In the House, the centre left won 49.8% compared to the centre right's 49.73%, a margin of just some 25,000 votes. The centre right initially appeared to have won the Senate but the addition this morning of results from the votes cast by Italians resident abroad swung the chamber marginally in Prodi's favour, leading the former European Commission chief to declare victory.
But the centre right is demanding checks on spoilt and disputed voting slips and even a possible recount. The number of disputed slips for the Senate is 39,822 while the number for the House is 43,028, according to Interior Ministry figures.
Berlusconi said at the press conference that the ballot slip data showed "many, too many dark sides".
He refused to give details but said the votes from Italians living abroad in particular showed "many irregularities".
"It cannot therefore be excluded that this vote will be declared void," he said. He said that if the result was a hung parliament, with the centre left dominating the House and the centre right the Senate, then "perhaps we should consider joining forces and
governing together".
"We have to reason in terms of unity," he said, airing the possibility of a German-style broad-based coalition. Berlusconi implied that it would be "absolutely irresponsible" of Prodi's Union coalition to insist on its victory.

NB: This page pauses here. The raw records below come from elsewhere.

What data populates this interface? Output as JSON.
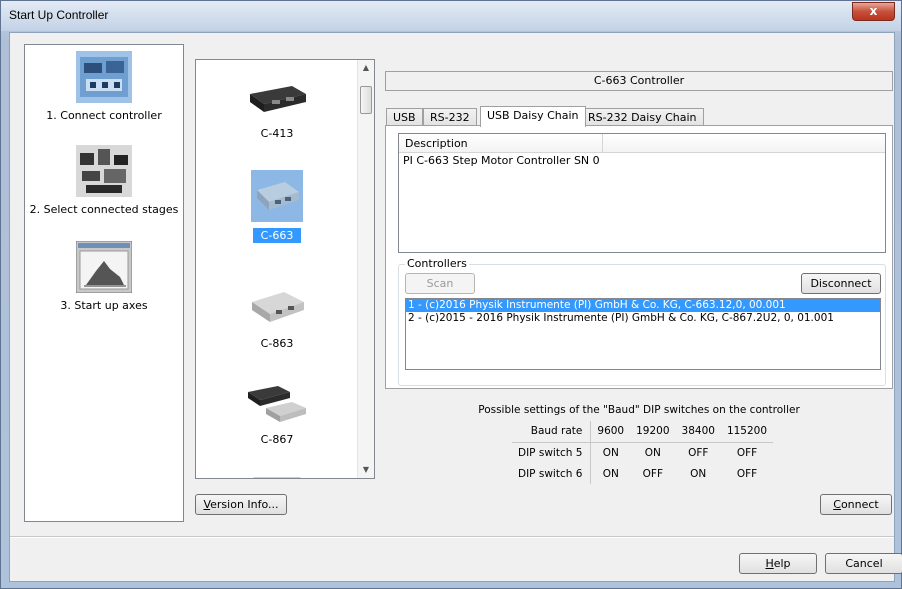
{
  "window": {
    "title": "Start Up Controller",
    "close_label": "x"
  },
  "steps": [
    {
      "label": "1. Connect controller",
      "icon": "controller-photo-icon"
    },
    {
      "label": "2. Select connected stages",
      "icon": "stages-photo-icon"
    },
    {
      "label": "3. Start up axes",
      "icon": "plot-window-icon"
    }
  ],
  "devices": [
    {
      "name": "C-413"
    },
    {
      "name": "C-663",
      "selected": true
    },
    {
      "name": "C-863"
    },
    {
      "name": "C-867"
    }
  ],
  "controller_title": "C-663 Controller",
  "tabs": [
    {
      "label": "USB"
    },
    {
      "label": "RS-232"
    },
    {
      "label": "USB Daisy Chain",
      "active": true
    },
    {
      "label": "RS-232 Daisy Chain"
    }
  ],
  "description": {
    "header": "Description",
    "rows": [
      "PI C-663 Step Motor Controller SN 0"
    ]
  },
  "controllers": {
    "group_label": "Controllers",
    "scan_label": "Scan",
    "disconnect_label": "Disconnect",
    "items": [
      {
        "text": "1 - (c)2016 Physik Instrumente (PI) GmbH & Co. KG, C-663.12,0, 00.001",
        "selected": true
      },
      {
        "text": "2 - (c)2015 - 2016 Physik Instrumente (PI) GmbH & Co. KG, C-867.2U2, 0, 01.001",
        "selected": false
      }
    ]
  },
  "baud": {
    "caption": "Possible settings of the \"Baud\" DIP switches on the controller",
    "header": [
      "Baud rate",
      "9600",
      "19200",
      "38400",
      "115200"
    ],
    "rows": [
      [
        "DIP switch 5",
        "ON",
        "ON",
        "OFF",
        "OFF"
      ],
      [
        "DIP switch 6",
        "ON",
        "OFF",
        "ON",
        "OFF"
      ]
    ]
  },
  "buttons": {
    "version_info": {
      "mnemonic": "V",
      "rest": "ersion Info..."
    },
    "connect": {
      "mnemonic": "C",
      "rest": "onnect"
    },
    "help": {
      "mnemonic": "H",
      "rest": "elp"
    },
    "cancel": "Cancel"
  }
}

"Given that the country is truly divided 50%, we expect the leader of the Union to act responsibly," he said. Deputy Premier and Foreign Minister Gianfranco Fini said that it would only take a "few days" to check the disputed ballot slips.
"The centre right was not politically defeated in these elections and mathematically we now have to wait and see," said Fini, who heads the rightist National Alliance (AN). The opposition issued a statement in response saying that "it is serious to insinuate that the election outcome has been falsified, altered or manipulated and reveals the will to subvert the real order of the facts, namely the indisputable victory of the centre left".
"Falsifying reality is an art that the outgoing government of Silvio Berlusconi has always applied. The press conference organised by the centre right parties this afternoon once again undermines the institution of government and reduces it to a tool of political propaganda," it said.
In the last few heated days before the vote, Berlusconi Berlusconi launched electoral fraud accusations at the opposition saying international monitors were required. Responding to a journalist's question whether United Nations observers should be brought in to oversee the voting, Berlusconi said that "they must come to defend us from these gentlemen (the opposition) who are experts in fraud".
"What with all the dailies on their side and all the TV stations behaving as we can see, we do indeed need fraud observers. If things carry on like this, who knows what they'll get up to," added the media magnate, who owns three nationwide television channels.